Molecular integration potential: The authors highlight that histological phenotypes of HCC are closely linked to gene mutations and molecular tumor subgroups. CTNNB1-mutated HCCs display microtrabecular and pseudoglandular patterns, while macrotrabecular-massive HCC frequently harbors TP53 mutations and FGF19 amplifications. Coudray et al. showed CNNs can predict six frequently mutated genes in lung adenocarcinomas with 73.3-85.6% accuracy from WSIs. Integrating morphological classification with molecular alteration prediction represents a promising future direction that could provide unified diagnostic, therapeutic, and prognostic insight for HCC.

Expanding categories: The current model performs binary classification (tumor vs. non-tumor with grade assignment).

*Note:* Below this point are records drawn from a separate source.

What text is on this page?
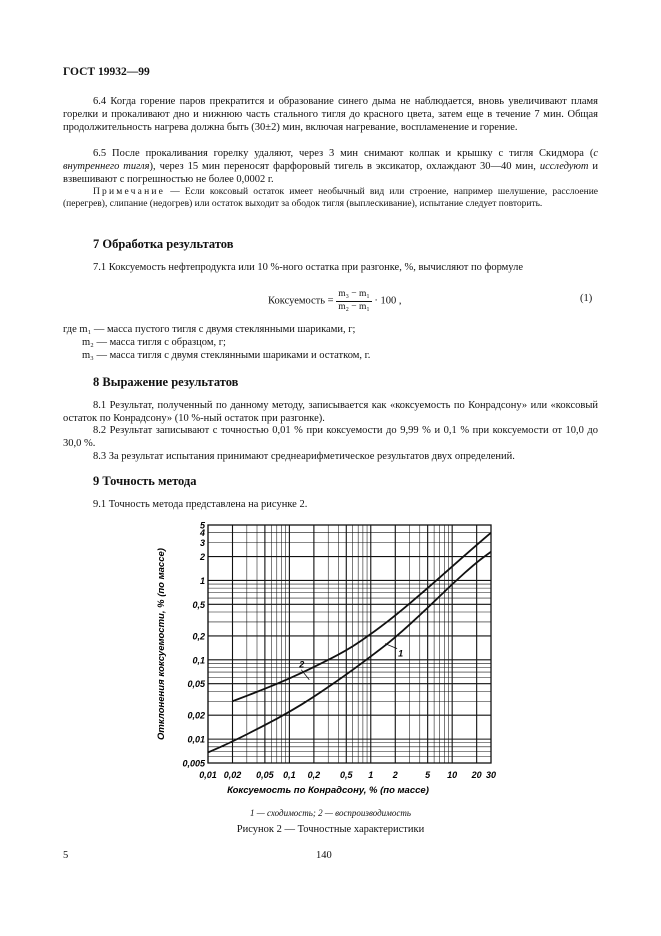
ГОСТ 19932—99
6.4 Когда горение паров прекратится и образование синего дыма не наблюдается, вновь увеличивают пламя горелки и прокаливают дно и нижнюю часть стального тигля до красного цвета, затем еще в течение 7 мин. Общая продолжительность нагрева должна быть (30±2) мин, включая нагревание, воспламенение и горение.
6.5 После прокаливания горелку удаляют, через 3 мин снимают колпак и крышку с тигля Скидмора (с внутреннего тигля), через 15 мин переносят фарфоровый тигель в эксикатор, охлаждают 30—40 мин, исследуют и взвешивают с погрешностью не более 0,0002 г.
Примечание — Если коксовый остаток имеет необычный вид или строение, например шелушение, расслоение (перегрев), слипание (недогрев) или остаток выходит за ободок тигля (выплескивание), испытание следует повторить.
7 Обработка результатов
7.1 Коксуемость нефтепродукта или 10 %-ного остатка при разгонке, %, вычисляют по формуле
Коксуемость = $\frac{\text{m₃ − m₁}}{\text{m₂ − m₁}} \cdot 100$ ,	(1)
где m₁ — масса пустого тигля с двумя стеклянными шариками, г;
m₂ — масса тигля с образцом, г;
m₃ — масса тигля с двумя стеклянными шариками и остатком, г.
8 Выражение результатов
8.1 Результат, полученный по данному методу, записывается как «коксуемость по Конрадсону» или «коксовый остаток по Конрадсону» (10 %-ный остаток при разгонке).
8.2 Результат записывают с точностью 0,01 % при коксуемости до 9,99 % и 0,1 % при коксуемости от 10,0 до 30,0 %.
8.3 За результат испытания принимают среднеарифметическое результатов двух определений.
9 Точность метода
9.1 Точность метода представлена на рисунке 2.
0,01 0,02 0,05 0,1 0,2 0,5 1 2	5 10 20 30
0,005
0,01
0,02
0,05
0,1
0,2
0,5
1
2
3
4
5
Коксуемость по Конрадсону, % (по массе)
Отклонения коксуемости, % (по массе)	1
2
1 — сходимость; 2 — воспроизводимость
Рисунок 2 — Точностные характеристики
5	140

The authors propose that, with sufficient balanced data, the model could subdivide tumors into finer categories and extend to liver cirrhosis, hepatitis, and other liver tumors, providing multi-indicator clinical decision support from a single pathological slide.

TL;DR: Limitations include single-center training (592 cases, one scanner), grade imbalance (400+ cases in grades 2-3), and pixel-level evaluation on only 20 slides. Future directions include multi-center datasets, molecular alteration prediction (CTNNB1, TP53, FGF19), and expanding the model to classify liver cirrhosis, hepatitis, and other liver tumors.
Citation: Feng S, Yu X, Liang W, et al.. Open Access, 2021. Available at: PMC8671137. DOI: 10.3389/fonc.2021.762733. License: cc by.